There was an interesting paper in 2013 from the University of Pennsylvania called Familiarity Breeds Contempt: The Honeymoon Effect and the Role of Legacy Code in Zero-Day Vulnerabilities. One compelling example the authors discuss is the lack of known security breaches in voting machines, contrasted with the high number of blatant vulnerabilities researchers find on these machines. The authors argue that it may be a "honeymoon effect" that prevents hackers from exploiting these vulnerabilities, since these machines are only in use for one to two days after their release.
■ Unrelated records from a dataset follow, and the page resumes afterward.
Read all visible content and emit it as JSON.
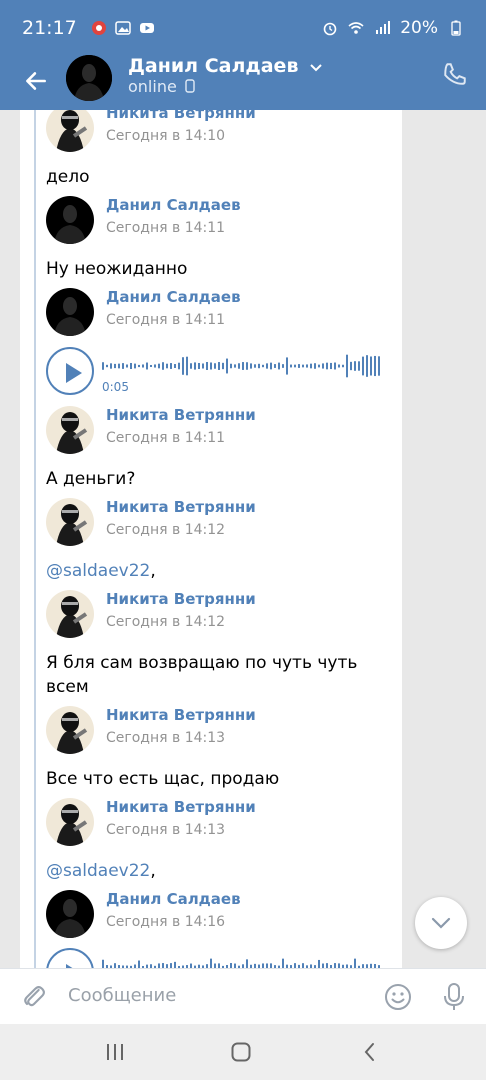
{
  "status_bar": {
    "time": "21:17",
    "battery": "20%"
  },
  "header": {
    "name": "Данил Салдаев",
    "status": "online"
  },
  "messages": [
    {
      "author": "Никита Ветрянни",
      "time": "Сегодня в 14:10",
      "text": "дело",
      "avatar": "nikita"
    },
    {
      "author": "Данил Салдаев",
      "time": "Сегодня в 14:11",
      "text": "Ну неожиданно",
      "avatar": "danil"
    },
    {
      "author": "Данил Салдаев",
      "time": "Сегодня в 14:11",
      "voice_duration": "0:05",
      "avatar": "danil"
    },
    {
      "author": "Никита Ветрянни",
      "time": "Сегодня в 14:11",
      "text": "А деньги?",
      "avatar": "nikita"
    },
    {
      "author": "Никита Ветрянни",
      "time": "Сегодня в 14:12",
      "mention": "@saldaev22",
      "suffix": ",",
      "avatar": "nikita"
    },
    {
      "author": "Никита Ветрянни",
      "time": "Сегодня в 14:12",
      "text": "Я бля сам возвращаю по чуть чуть всем",
      "avatar": "nikita"
    },
    {
      "author": "Никита Ветрянни",
      "time": "Сегодня в 14:13",
      "text": "Все что есть щас, продаю",
      "avatar": "nikita"
    },
    {
      "author": "Никита Ветрянни",
      "time": "Сегодня в 14:13",
      "mention": "@saldaev22",
      "suffix": ",",
      "avatar": "nikita"
    },
    {
      "author": "Данил Салдаев",
      "time": "Сегодня в 14:16",
      "avatar": "danil"
    }
  ],
  "composer": {
    "placeholder": "Сообщение"
  },
  "icons": {
    "back": "arrow-left-icon",
    "call": "phone-icon",
    "attach": "paperclip-icon",
    "emoji": "smile-icon",
    "mic": "microphone-icon",
    "scroll": "chevron-down-icon",
    "play": "play-icon",
    "nav_recent": "recent-apps-icon",
    "nav_home": "home-icon",
    "nav_back": "nav-back-icon"
  },
  "colors": {
    "accent": "#5181b8",
    "time_gray": "#939393",
    "bg": "#ffffff"
  }
}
Without providing the proper amount of time to find and exploit vulnerabilities, these machines are for the most part used for their original intention.[1][2]

My question is simple: is this an example of "security through obscurity"? Could one say that the voting machines' internals are obscured from hackers by the shortness of the time span that they are exposed to the world, and by the fact that they are all closed source, proprietary systems?

If this scenario is not security through obscurity, is there a term that describes this type of "security"?

[1] http://www.acsac.org/2010/openconf/modules/request.php?module=oc_program&action=view.php&a=&id=69&type=2 (PDF)

[2] https://www.youtube.com/watch?v=rhcpCdRvNOg (DEF CON 19)

1 Answer 1


For the industry in general, particularly in the US, the security of voting machines is not unlike the security of TSA checks. Which is to say, it might work sometimes, but more than anything it's there to make you feel better about the process. Blatant violations of the security structure appear to be rare, but not because of the quality of the security.

While it's nice to feel like voting fraud doesn't happen, it's unlikely that any election of any magnitude anywhere has been perfectly clean. But presumably the fraud in both directions more-or-less averages out over time. Hopefully.

Specifically, beyond the security of the devices themselves, it's also the process put in place around them that contributes to the insecurity of the system. The "sleepover" practice made famous in the 2004 and 2006 US elections continues today in many areas. And when a voting machine shows signs of tampering (as often is the case), it does not necessarily invalidate the count.

But these are always local incidents, each closely associated with a given voting precinct, a given set of election officials, and a given set of local influences. It's the type of incident that requires no technology or vulnerability or security angle. An attack directed at a given voting machine (irrespective of the local officials) would be widespread, diffuse, covert, and systematic.

Part of what protects us here is the complete lack of any sort of coordination. There's no standardization of voting procedures or voting machines. There's no single target, which dramatically complicates the process.

Yes, there's some amount of security through obscurity, but more than anything it's security through confusion. Targetting would likely have to be opportunistic. And typically this is an attack that would be extremely difficult to pull off without physical access. Compound that with the fact that physical access makes fraud easy without any software vulnerability, and it starts to sound like we've been going about this all wrong from the beginning.